To investigate the role of the C-reactive protein to albumin ratio (CAR) in evaluating the efficacy of PD-1 inhibitors for HCC.

METHODS

The clinical data of 160 patients with HCC treated with PD-1 inhibitors from January 2018 to November 2022 at the First Affiliated Hospital of Guangxi Medical University were retrospectively analyzed.

RESULTS

The optimal cut-off value for CAR based on progression-free survival (PFS) was determined to be 1.20 using x-tile software. Cox proportional risk model was used to determine the factors affecting prognosis. Eastern Cooperative Oncology Group performance status [hazard ratio (HR) = 1.754, 95% confidence interval (95%CI) = 1.045-2.944, P = 0.033], CAR (HR = 2.118, 95%CI = 1.057-4.243, P = 0.034) and tumor number (HR = 2.932, 95%CI = 1.246-6.897, P = 0.014) were independent prognostic factors for overall survival. CAR (HR = 2.730, 95%CI = 1.502-4.961, P = 0.001), tumor number (HR = 1.584, 95%CI = 1.003-2.500, P = 0.048) and neutrophil to lymphocyte ratio (HR = 1.120, 95%CI = 1.022-1.228, P = 0.015) were independent prognostic factors for PFS. Two nomograms were constructed based on independent prognostic factors. The C-index index and calibration plots confirmed that the nomogram is a reliable risk prediction tool. The ROC curve and decision curve analysis confirmed that the nomogram has a good predictive effect as well as a net clinical benefit.

CONCLUSION

Overall, we reveal that the CAR is a potential predictor of short- and long-term prognosis in patients with HCC treated with PD-1 inhibitors. If further verified, CAR-based nomogram may increase the number of markers that predict individualized prognosis.

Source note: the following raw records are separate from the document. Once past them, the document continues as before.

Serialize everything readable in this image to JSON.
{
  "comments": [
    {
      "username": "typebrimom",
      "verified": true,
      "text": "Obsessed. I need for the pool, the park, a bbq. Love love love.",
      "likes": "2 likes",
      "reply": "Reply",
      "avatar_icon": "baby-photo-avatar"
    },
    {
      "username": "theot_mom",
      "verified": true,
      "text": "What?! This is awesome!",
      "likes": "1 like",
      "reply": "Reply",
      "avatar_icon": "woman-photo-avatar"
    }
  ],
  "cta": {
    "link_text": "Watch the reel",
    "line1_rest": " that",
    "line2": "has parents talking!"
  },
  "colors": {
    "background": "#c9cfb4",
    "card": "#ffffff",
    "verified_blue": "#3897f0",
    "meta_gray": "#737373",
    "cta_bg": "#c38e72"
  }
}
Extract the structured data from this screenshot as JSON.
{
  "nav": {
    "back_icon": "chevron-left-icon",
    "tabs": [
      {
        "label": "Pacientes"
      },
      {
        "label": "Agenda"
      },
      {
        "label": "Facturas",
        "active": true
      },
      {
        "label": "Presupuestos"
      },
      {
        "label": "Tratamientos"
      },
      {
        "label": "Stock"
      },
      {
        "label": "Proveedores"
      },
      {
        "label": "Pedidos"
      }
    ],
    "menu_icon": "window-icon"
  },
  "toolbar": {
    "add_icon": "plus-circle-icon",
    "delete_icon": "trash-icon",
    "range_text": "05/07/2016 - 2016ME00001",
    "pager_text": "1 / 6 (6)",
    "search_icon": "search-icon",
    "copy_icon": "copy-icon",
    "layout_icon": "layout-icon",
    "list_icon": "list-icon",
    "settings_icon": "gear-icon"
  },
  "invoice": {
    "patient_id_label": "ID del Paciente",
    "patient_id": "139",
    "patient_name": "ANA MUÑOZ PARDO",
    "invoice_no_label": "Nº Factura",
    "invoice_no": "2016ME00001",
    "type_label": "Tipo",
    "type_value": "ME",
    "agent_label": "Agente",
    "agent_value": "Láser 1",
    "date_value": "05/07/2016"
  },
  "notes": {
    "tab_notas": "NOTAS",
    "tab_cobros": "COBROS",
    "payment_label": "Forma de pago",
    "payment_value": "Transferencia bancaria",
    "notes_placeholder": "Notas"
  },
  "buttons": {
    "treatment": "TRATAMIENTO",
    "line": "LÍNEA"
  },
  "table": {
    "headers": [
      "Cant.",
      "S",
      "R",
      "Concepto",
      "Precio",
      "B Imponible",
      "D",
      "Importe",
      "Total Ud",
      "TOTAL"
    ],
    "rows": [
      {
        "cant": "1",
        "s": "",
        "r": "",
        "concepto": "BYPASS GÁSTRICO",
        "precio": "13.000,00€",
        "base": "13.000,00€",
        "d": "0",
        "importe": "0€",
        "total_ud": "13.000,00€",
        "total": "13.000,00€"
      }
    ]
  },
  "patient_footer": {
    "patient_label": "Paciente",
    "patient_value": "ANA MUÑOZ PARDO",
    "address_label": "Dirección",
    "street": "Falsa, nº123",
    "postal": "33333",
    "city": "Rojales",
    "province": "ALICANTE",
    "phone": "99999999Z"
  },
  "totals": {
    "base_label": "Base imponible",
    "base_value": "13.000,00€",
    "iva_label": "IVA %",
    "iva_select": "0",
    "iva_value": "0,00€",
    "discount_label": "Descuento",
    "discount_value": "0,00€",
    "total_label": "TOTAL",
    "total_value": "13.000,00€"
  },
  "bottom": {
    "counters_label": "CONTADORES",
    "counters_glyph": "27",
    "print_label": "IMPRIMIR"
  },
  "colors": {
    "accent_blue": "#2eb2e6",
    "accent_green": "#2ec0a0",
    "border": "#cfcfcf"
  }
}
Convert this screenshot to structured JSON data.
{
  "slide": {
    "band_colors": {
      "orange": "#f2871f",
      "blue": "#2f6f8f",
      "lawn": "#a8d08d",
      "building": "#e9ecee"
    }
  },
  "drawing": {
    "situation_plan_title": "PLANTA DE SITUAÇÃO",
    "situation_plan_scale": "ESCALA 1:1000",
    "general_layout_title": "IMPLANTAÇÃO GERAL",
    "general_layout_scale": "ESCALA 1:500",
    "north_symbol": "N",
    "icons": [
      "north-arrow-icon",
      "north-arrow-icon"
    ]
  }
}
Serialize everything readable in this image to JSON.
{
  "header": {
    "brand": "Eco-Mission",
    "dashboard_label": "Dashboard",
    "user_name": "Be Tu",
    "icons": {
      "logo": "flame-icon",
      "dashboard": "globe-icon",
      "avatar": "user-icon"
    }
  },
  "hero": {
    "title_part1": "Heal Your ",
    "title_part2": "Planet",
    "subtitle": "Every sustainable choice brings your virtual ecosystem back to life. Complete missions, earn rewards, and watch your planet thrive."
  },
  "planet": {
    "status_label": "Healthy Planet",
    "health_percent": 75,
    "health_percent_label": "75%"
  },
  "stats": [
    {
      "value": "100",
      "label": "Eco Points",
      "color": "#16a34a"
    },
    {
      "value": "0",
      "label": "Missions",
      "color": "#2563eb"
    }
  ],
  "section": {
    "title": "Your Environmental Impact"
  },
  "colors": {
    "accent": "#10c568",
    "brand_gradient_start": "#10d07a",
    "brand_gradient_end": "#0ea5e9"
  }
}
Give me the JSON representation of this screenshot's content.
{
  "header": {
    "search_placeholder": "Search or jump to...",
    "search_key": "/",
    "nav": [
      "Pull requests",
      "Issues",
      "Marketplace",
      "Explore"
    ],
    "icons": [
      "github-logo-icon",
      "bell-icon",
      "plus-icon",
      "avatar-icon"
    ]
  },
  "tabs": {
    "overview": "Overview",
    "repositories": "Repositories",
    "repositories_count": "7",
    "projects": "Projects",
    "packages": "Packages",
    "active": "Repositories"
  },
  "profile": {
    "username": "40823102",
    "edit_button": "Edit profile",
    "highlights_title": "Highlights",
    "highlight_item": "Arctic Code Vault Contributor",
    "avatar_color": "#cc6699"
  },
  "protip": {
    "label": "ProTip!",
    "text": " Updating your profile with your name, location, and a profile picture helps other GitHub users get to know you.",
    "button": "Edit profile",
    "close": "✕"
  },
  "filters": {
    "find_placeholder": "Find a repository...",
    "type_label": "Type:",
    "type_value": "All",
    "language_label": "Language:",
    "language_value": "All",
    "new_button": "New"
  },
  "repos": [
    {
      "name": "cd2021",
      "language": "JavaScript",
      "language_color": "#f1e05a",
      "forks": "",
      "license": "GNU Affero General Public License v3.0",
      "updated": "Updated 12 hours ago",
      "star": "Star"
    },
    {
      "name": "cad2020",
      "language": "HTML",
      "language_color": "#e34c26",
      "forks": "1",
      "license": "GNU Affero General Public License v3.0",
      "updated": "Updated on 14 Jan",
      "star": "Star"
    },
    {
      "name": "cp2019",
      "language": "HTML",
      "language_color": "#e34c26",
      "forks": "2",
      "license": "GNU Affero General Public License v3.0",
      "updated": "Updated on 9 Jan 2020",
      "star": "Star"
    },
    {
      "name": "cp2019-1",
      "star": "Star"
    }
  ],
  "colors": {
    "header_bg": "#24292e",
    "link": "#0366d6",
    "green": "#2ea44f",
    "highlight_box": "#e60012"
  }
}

Keywords: C-reactive protein to albumin ratio; Hepatocellular carcinoma; Programmed cell death-1 inhibitors; Prognosis; Nomogram

Core Tip: This study suggests that the ratio of C-reactive protein to albumin (CAR), already studied as prognosticator in other malignancies may also have a useful role to predict the outcome of hepatocellular carcinoma (HCC). Our study found that higher CAR levels are associated with poor prognosis in patients with HCC treated with programmed cell death-1 inhibitors. Nomogram based on CAR can also be used for prognostic risk stratification.